Merck also noted that the trial also met its secondary endpoints, including reduction of lesion activity, proportion of subjects relapse-free, and disability progression. The results also showed that the frequency of adverse events among patients given cladribine was low and comparable to those taking placebo, except the rate of lymphopenia was higher in the cladribine group. However, the latter was expected based on the drug's “presumed mechanism of action”.

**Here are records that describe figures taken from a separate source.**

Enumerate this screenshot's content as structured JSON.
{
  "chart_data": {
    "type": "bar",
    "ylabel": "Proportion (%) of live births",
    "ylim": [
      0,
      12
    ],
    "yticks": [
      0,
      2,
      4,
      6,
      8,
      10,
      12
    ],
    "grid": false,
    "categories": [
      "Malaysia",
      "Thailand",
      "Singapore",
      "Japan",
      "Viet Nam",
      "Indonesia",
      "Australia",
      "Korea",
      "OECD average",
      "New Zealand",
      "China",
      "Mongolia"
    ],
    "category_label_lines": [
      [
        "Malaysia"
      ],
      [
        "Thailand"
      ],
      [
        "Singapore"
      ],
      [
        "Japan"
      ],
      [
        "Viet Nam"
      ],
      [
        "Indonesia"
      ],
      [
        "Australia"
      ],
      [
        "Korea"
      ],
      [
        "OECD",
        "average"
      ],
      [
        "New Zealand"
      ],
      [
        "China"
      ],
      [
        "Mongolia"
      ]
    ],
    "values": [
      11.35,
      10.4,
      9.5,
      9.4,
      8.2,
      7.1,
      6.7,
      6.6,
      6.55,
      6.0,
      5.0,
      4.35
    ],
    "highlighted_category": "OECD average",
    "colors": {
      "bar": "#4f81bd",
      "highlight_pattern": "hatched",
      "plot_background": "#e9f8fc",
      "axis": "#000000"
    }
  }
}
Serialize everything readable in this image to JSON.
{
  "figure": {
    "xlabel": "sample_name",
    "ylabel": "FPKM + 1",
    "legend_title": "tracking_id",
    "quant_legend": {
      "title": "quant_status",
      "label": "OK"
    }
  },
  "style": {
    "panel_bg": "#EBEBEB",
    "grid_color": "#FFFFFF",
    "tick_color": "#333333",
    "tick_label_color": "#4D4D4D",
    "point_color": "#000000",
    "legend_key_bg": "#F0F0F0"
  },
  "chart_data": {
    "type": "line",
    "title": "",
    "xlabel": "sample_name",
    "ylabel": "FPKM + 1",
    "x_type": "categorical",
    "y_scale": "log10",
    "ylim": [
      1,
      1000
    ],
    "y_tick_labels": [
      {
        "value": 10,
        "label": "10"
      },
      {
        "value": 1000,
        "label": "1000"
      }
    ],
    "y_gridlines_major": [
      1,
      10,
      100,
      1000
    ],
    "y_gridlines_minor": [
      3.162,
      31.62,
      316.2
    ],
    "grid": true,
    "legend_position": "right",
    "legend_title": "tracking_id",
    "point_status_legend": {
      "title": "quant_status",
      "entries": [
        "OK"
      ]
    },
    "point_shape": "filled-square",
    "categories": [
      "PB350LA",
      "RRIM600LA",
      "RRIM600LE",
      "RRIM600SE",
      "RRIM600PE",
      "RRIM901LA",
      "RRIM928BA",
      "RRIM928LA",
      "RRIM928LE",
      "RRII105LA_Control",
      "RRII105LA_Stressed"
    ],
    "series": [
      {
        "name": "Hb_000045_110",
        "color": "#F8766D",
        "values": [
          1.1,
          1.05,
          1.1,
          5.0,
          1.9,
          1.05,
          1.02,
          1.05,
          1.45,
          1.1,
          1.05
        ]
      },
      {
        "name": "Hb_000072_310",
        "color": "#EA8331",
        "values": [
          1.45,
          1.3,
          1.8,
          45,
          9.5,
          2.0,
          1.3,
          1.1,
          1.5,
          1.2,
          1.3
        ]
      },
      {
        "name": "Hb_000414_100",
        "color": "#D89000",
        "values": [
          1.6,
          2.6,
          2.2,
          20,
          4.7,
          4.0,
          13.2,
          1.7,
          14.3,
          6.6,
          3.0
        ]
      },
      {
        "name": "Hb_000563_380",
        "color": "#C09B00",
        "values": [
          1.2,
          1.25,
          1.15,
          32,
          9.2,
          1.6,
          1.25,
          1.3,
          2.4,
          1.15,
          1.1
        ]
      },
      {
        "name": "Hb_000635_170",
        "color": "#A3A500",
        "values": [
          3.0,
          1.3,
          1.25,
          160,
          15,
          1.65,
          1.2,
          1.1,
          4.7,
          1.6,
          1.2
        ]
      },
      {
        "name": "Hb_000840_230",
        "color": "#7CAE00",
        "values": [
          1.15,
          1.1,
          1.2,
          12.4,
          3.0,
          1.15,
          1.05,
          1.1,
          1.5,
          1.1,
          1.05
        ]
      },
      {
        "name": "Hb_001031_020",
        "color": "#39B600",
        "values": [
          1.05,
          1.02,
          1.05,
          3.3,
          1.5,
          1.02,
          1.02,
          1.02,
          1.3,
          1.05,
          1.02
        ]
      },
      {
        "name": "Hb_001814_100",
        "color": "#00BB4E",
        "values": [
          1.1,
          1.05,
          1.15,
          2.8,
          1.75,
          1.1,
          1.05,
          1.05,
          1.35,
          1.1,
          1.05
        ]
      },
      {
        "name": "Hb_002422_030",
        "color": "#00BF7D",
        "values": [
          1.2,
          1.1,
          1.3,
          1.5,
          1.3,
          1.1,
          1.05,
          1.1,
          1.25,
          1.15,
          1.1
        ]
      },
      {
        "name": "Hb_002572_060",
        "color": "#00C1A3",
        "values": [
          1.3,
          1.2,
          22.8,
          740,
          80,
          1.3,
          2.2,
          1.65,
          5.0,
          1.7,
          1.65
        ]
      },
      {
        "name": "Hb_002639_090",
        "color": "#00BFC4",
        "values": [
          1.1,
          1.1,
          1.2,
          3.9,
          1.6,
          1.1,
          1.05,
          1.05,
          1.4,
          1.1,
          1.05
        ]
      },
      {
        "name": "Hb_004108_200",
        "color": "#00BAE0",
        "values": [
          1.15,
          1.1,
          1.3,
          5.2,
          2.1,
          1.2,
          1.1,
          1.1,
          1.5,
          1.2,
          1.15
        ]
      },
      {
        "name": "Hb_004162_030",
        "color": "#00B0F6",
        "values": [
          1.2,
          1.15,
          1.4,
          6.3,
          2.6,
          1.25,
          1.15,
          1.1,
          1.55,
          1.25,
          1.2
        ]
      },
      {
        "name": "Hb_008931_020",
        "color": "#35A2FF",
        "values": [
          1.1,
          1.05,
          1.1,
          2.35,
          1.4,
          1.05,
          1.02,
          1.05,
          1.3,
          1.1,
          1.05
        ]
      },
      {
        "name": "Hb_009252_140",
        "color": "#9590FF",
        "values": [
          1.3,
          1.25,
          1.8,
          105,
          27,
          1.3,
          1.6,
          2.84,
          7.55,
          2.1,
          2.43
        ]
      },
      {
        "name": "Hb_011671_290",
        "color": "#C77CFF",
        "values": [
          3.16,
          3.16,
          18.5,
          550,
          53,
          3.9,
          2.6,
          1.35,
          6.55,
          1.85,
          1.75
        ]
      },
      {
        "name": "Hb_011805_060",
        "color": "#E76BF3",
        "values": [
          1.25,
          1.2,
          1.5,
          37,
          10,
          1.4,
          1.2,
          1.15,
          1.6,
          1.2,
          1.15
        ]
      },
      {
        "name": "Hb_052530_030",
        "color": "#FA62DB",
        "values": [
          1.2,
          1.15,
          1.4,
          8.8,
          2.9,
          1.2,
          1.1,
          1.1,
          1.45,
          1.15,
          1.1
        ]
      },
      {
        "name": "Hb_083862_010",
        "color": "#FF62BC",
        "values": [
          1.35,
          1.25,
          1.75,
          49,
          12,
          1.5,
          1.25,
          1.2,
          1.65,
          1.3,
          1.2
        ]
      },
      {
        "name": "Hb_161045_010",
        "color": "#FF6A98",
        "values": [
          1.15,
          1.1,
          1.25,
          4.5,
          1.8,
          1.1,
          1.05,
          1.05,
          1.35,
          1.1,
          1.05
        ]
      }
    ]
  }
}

Elmar Schnee, chief executive of Merck Serono, said that the CLARITY data “mark an important milestone in the assessment of investigational oral treatments for MS and that cladribine tablets have the potential to make a real difference in the lives of patient”. He added that based on the CLARITY study, cladribine will be registered to regulators in Europe and the USA by the middle of the year.

Around 2.5 million people worldwide suffer from MS and approved drugs are administered by injections. An oral treatment is seen as a major breakthrough and analysts believe that cladribine could have peak sales of up to 1.5 billion euros per year. If approved, it will eventually take the place of Merck's blockbuster MS drug Rebif (interferon beta-1a).

Merck will be hoping that cladribine will hit the market before other investigational oral compounds get to the regulators. Leading the pack is Novartis' FTY720 (fingolimod) and Tevas's laquinimod.